5184 3456 Rengga Bagus Nanjar

Rindu yang akhirnya membawaku pulang; menyadarkan logika bila aku sudah berdiri jauh dari ambang batas kemampuan.

“Cepatlah kauberpulang pada apa-apa saja yang menjadi semestinya. Kerena jika tidak, aku akan mengemasi semua masa silam yang kaupunya, biar kau tahu rasa dan tak bisa lagi bersua dengan beragam reaksi yang kupunya,” ucap Rindu pada suatu ketika (empat hari silam, jika tak salah ingat).

Di dua hari lalu, aku pun bergegas menemui Waktu; menanyakan tentang sebuah perihal yang kerap tertanggal:

“Sudah berapa banyakkah lupa yang terlanjur kupintal?”

“Satu. Tapi laju pikir dan rasamu telah menganak-pinakkannya menjadi banyak, tak terhingga.”

Ah, itu jawaban paling klise yang pernah kudengar dari Waktu; serupa dengan rancauan mereka-mereka yang tengah mabuk tuak.

Di duabelas jam yang lalu, aku dengan sengaja mendatangi Tiara; memintanya untuk membantuku mengingat-ingat sesuatu.

“Seharusnya kau tak perlu menyuruhku untuk menggetok batok kepalamu menggunakan palu, Njing.
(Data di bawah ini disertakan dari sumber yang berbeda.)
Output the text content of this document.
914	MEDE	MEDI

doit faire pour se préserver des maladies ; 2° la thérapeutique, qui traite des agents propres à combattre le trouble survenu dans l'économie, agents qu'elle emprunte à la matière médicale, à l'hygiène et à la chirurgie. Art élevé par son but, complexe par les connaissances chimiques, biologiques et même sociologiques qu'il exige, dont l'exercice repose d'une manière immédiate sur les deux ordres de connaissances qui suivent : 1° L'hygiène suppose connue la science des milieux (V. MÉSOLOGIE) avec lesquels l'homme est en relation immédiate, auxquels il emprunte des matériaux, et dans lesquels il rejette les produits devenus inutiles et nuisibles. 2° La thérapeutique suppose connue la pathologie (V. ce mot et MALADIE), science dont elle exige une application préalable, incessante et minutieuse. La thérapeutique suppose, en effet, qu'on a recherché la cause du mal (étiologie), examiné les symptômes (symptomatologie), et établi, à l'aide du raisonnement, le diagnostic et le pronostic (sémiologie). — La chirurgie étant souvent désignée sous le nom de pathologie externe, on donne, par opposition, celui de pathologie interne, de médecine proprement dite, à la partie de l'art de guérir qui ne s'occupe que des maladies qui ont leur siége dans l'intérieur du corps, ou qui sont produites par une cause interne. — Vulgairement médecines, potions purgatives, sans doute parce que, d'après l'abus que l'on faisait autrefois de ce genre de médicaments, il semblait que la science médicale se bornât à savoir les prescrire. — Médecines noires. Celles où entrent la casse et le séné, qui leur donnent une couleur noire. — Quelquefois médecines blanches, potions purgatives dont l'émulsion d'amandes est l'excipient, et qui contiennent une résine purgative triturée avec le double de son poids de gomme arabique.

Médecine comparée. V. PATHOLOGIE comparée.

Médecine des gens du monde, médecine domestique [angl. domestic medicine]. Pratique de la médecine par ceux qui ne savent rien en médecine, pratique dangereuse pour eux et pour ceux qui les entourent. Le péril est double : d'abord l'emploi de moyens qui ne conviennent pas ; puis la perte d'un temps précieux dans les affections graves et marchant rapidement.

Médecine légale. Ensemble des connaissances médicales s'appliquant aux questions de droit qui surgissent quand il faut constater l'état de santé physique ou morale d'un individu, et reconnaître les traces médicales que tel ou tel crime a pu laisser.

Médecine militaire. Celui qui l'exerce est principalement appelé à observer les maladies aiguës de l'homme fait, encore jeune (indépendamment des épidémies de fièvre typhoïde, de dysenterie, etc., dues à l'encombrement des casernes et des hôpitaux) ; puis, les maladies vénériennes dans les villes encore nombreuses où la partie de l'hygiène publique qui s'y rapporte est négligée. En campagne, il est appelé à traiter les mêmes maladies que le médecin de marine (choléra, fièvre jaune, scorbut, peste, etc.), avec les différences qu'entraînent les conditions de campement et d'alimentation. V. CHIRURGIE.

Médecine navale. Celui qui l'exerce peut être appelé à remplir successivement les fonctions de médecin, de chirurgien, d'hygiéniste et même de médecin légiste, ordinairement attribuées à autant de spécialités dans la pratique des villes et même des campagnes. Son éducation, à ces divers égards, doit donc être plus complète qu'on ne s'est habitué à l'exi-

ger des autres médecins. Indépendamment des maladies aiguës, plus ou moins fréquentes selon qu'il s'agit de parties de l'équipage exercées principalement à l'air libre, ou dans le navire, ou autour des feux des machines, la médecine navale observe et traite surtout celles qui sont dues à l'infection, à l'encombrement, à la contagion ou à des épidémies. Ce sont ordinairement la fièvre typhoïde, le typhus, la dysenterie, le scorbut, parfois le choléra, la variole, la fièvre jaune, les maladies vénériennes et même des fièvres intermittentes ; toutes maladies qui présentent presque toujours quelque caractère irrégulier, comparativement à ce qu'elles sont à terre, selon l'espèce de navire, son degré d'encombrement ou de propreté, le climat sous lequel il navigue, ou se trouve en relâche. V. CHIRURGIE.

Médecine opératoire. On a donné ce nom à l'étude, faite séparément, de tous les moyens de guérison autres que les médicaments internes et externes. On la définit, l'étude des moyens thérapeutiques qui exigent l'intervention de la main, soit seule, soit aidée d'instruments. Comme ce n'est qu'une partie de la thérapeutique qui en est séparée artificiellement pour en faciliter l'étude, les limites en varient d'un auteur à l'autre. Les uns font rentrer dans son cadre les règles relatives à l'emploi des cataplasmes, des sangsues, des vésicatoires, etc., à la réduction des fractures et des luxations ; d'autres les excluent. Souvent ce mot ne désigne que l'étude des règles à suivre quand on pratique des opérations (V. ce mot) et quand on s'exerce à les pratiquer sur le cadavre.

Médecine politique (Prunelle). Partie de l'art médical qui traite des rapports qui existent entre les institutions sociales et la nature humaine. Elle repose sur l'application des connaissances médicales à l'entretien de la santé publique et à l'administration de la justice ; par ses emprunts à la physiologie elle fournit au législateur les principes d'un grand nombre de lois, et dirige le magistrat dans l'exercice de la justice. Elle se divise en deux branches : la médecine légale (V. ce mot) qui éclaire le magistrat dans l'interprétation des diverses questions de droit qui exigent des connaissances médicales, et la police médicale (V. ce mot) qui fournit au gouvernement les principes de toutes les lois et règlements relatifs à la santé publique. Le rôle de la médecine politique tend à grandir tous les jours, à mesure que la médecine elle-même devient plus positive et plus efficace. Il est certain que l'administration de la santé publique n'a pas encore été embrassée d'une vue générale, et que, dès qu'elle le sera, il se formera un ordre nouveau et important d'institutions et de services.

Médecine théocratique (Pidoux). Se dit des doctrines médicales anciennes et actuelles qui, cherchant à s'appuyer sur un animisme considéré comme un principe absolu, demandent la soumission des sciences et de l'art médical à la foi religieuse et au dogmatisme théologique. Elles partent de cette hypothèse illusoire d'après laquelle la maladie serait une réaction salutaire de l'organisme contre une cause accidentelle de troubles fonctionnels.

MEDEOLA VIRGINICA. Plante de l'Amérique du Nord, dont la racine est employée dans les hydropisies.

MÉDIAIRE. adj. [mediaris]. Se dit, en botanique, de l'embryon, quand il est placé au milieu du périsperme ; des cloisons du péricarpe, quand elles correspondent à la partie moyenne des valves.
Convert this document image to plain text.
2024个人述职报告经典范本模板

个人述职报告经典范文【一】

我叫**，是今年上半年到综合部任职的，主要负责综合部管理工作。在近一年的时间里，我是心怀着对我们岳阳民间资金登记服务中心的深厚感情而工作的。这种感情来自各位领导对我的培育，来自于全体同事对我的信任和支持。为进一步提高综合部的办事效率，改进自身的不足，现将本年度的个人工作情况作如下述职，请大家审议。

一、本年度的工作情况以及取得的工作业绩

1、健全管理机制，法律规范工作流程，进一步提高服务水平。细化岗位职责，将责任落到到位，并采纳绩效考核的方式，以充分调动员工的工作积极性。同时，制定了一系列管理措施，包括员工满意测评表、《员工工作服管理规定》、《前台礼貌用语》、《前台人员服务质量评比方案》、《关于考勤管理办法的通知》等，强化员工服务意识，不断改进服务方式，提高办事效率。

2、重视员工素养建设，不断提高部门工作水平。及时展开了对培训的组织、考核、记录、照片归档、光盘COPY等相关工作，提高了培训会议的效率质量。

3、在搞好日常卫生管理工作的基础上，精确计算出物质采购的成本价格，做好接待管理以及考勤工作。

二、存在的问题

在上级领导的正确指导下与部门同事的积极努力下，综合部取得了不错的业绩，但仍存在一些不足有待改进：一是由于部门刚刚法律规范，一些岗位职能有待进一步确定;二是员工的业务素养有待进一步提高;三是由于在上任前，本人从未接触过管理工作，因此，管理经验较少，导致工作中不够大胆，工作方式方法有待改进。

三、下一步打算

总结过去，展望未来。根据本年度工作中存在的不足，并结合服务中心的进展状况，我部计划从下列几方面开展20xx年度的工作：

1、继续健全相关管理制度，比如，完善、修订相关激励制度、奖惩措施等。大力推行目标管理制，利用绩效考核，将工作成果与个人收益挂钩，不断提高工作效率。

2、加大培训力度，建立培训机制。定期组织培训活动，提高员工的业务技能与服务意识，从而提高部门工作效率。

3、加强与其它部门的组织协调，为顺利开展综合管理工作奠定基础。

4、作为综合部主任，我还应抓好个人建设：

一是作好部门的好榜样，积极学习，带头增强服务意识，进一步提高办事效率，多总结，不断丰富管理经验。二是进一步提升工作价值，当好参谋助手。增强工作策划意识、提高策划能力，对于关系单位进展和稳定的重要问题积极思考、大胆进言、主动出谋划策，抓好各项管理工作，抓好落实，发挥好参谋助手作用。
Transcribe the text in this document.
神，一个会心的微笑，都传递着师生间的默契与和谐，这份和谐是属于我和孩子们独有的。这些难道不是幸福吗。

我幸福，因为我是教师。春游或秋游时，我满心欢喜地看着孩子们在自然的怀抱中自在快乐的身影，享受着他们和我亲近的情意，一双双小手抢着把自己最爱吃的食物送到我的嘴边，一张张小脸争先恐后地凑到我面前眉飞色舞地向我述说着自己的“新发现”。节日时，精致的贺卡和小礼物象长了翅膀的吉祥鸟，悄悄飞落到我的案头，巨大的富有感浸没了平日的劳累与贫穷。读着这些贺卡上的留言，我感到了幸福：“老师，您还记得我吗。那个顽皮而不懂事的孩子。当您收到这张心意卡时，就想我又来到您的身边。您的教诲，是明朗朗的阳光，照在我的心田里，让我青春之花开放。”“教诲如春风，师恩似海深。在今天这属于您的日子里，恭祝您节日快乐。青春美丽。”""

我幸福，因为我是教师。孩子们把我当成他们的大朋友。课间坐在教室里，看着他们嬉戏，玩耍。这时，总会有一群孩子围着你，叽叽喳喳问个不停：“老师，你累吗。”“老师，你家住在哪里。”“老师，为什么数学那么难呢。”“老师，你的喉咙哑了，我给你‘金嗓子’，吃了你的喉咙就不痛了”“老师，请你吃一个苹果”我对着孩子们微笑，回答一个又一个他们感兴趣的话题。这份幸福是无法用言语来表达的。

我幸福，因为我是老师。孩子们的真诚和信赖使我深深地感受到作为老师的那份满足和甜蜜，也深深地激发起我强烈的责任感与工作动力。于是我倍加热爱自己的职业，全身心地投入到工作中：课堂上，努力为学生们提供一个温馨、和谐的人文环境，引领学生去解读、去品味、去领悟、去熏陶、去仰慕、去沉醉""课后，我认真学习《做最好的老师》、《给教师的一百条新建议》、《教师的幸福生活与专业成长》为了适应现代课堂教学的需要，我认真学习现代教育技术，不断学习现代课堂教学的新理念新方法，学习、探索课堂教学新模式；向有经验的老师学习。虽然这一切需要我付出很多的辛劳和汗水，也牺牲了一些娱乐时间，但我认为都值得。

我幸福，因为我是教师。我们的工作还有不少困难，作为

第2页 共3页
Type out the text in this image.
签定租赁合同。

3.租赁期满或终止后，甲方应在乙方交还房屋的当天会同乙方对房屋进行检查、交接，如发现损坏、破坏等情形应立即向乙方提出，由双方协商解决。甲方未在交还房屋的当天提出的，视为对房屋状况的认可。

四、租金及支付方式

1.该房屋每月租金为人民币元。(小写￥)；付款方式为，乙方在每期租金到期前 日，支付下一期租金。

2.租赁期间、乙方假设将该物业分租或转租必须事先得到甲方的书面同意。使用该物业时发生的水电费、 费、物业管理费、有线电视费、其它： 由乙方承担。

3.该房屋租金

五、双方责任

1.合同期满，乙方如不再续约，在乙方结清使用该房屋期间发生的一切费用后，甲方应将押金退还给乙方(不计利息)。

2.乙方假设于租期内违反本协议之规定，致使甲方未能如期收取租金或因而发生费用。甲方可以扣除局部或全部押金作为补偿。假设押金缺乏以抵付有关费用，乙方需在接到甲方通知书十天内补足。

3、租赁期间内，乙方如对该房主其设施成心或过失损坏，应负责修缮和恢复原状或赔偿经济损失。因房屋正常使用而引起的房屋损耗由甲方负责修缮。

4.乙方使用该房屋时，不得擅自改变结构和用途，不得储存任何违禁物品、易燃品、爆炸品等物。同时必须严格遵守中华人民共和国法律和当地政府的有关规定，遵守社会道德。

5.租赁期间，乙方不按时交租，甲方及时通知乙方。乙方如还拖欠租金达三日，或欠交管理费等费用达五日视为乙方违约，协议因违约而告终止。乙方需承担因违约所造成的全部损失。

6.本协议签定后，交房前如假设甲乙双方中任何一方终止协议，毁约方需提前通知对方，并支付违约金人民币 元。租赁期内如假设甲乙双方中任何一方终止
Sebab, selain terkesan surealis, yang sebenarnya kaubutuhkan itu hanya sekadar pelukan, bukan tindakan di luar nalar yang dapat mengganggu logika pembaca…”

“…sepertinya kau memang perlu berdamai dengan dirimu sendiri, Njing. Agar semua tentangmu tidak semakin absurd.